As of noon today, I have asked over 10 automotive journalists about microcars. What is their definition of them? What do you call a microcar? What makes one?
By all accounts, I think it all started after WW II came to an end and most of Europe lay in ruins. Thousands upon thousands of people emerged from all the refuges and bomb shelters to face an unimaginable scene of devastation and ruin.
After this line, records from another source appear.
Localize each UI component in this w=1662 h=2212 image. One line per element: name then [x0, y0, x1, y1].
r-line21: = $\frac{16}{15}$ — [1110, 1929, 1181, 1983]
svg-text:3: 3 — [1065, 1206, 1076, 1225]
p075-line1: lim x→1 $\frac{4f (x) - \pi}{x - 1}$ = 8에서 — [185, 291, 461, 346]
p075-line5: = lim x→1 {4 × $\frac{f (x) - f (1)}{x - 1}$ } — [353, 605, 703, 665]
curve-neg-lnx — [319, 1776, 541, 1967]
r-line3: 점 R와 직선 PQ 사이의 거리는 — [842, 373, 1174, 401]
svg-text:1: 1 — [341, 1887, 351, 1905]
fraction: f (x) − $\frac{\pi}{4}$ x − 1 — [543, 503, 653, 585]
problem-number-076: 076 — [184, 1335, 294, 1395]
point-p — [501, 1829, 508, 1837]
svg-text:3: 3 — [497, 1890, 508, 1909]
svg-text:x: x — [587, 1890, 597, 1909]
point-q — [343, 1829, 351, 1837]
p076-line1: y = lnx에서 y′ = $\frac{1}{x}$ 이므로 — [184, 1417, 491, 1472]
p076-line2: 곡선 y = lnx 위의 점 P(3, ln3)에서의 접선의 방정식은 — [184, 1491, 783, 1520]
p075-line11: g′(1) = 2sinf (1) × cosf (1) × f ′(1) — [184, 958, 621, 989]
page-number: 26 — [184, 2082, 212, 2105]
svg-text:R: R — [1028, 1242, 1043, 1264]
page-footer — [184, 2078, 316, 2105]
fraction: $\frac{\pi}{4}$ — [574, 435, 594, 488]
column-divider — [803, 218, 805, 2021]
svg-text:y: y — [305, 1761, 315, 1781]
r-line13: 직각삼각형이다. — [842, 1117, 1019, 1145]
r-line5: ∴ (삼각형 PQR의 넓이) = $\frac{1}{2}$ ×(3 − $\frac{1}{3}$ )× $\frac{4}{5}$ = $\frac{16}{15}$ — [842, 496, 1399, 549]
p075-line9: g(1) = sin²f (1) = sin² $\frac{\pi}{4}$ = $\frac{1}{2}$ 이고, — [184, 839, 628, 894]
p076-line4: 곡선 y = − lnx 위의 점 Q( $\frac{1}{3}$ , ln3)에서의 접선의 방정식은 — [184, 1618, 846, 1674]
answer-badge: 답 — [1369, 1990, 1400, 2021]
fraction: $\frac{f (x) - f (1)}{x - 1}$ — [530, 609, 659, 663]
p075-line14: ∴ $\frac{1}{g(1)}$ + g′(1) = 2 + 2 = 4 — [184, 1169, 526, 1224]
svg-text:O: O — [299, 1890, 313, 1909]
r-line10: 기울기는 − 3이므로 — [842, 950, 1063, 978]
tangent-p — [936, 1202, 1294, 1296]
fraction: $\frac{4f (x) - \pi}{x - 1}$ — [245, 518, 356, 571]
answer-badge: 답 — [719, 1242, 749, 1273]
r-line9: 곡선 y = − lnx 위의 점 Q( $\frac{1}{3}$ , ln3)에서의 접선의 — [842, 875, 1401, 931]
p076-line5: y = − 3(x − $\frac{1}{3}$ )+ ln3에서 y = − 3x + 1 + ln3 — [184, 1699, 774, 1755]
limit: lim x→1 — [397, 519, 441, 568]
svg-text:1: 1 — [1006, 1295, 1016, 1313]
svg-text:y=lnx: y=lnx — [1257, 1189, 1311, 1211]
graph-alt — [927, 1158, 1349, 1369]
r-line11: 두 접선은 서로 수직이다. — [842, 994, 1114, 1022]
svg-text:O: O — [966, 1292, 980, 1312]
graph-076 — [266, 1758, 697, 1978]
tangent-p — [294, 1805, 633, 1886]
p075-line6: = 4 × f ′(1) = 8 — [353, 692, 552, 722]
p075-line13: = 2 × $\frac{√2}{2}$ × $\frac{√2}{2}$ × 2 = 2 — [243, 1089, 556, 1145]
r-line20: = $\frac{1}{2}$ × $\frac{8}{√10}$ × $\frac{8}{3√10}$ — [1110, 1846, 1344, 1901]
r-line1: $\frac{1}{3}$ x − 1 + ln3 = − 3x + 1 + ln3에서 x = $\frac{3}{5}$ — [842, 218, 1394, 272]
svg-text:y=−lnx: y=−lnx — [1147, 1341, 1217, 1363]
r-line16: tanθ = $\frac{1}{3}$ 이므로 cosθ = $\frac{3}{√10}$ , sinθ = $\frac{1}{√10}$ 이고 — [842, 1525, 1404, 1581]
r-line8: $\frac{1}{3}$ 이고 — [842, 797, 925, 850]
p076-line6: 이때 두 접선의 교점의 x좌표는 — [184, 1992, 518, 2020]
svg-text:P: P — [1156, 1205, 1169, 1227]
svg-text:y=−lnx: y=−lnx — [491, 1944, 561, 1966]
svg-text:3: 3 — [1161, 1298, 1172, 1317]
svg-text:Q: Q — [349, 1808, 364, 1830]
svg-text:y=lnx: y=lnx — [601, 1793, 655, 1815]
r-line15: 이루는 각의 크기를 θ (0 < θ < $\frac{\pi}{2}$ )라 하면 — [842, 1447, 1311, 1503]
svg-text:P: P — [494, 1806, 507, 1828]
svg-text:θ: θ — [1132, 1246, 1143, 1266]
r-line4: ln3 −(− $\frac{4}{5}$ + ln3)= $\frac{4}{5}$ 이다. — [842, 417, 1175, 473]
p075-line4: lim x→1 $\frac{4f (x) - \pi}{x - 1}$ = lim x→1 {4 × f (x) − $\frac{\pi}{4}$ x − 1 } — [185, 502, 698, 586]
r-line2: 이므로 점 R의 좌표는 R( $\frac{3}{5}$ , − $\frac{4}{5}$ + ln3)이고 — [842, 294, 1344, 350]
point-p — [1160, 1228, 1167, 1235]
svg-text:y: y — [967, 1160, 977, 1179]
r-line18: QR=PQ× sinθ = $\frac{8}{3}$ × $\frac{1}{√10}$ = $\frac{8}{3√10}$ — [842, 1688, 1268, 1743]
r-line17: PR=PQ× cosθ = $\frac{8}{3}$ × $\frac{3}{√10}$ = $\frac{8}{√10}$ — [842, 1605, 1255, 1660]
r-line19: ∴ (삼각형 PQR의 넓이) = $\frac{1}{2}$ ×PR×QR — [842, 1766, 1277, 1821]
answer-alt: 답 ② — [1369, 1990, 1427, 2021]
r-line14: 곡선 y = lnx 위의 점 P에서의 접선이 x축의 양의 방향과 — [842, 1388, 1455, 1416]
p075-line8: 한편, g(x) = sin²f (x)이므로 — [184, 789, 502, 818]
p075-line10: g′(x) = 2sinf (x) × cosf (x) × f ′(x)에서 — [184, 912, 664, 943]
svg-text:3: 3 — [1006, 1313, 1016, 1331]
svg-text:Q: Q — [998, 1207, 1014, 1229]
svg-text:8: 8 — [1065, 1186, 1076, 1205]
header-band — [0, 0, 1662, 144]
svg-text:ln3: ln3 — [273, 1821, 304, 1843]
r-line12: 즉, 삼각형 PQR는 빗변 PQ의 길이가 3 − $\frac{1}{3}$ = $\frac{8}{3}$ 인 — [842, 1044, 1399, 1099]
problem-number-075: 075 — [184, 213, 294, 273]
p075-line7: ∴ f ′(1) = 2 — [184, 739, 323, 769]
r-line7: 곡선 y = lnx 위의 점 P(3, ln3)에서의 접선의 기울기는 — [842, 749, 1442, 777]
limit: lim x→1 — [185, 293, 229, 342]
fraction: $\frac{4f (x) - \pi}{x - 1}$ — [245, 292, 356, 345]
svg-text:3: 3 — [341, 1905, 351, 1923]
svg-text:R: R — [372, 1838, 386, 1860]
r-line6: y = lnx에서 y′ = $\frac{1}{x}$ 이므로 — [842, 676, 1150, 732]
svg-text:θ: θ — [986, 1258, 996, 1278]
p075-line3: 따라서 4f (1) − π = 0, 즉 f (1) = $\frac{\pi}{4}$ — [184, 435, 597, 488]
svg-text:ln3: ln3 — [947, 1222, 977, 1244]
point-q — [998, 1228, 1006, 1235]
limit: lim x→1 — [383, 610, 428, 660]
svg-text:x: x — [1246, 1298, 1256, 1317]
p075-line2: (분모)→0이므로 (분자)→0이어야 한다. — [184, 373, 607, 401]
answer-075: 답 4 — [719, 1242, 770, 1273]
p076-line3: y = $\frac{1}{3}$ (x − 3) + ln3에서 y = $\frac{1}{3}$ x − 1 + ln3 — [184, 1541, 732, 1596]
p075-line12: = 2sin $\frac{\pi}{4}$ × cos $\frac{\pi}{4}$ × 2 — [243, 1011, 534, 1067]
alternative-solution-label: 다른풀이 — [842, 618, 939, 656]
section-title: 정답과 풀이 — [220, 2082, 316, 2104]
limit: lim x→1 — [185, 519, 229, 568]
The shortages of everything, from food to raw materials to electricity were one of the many problems, not to mention the cleaning of the rubble and the reconstruction of a ‘somewhat’ normal life. But it seemed as though everyone rolled up their sleeves and went to work together. The amazing task of rebuilding an entire continent over a period of ten years was accomplished through a unity of spirit and purpose unimaginable today. Bright, talented engineers, many out of the former aircraft industry, put their minds to the problems of mobilizing the population under adverse conditions. It's said that the true master reveals himself within limitations and so this focusing of energy and talent resulted in an enormous variety of small vehicles; some successful, others less so - but all of them interesting!
Some of my contemporaries explained to me that the microcar or "bubble car" (as many people called them) came to symbolize this period of renewed energy and pulling together. And although the micro car boom lasted only a decade, it is without a doubt, a period that left a lasting impression even on those who abandoned their Kabinenroller for a "real" car.
Other friends of mine very much involved in the automotive industry told me about how these diminutive vehicles continue to be found in barns and collections throughout the world but are particularly meaningful to the Europeans, whose lifestyle was, in part, made possible by these tiny cars.
Here in North America, there is a great selection and still relatively good sized population of these tiny four-wheelers being exhibited at car shows, and even rolling down our streets. It is a sight to see and a talk piece whenever we come across a Messerschmitt, or a 1958 Goggomobil DART, or a 1957 Velam Isetta. Many of these tiny wonders achieved lasting fame, and others sinked into obscurity.
Over the last ten years many countries in Europe have adopted the microcar (Quadricycle), where it is fairly common place and can been seen in many towns and cities as well as in more rural areas, where these tiny cars have been taken up by the more elderly as a quick and cheap means of transport.
And with the hybrids being the hot talk in town, and so many celebrities driving them around town, who knows, we might see Cameron Diaz or Leonardo DiCapprio in a new version of some kind of Goggomobil real soon!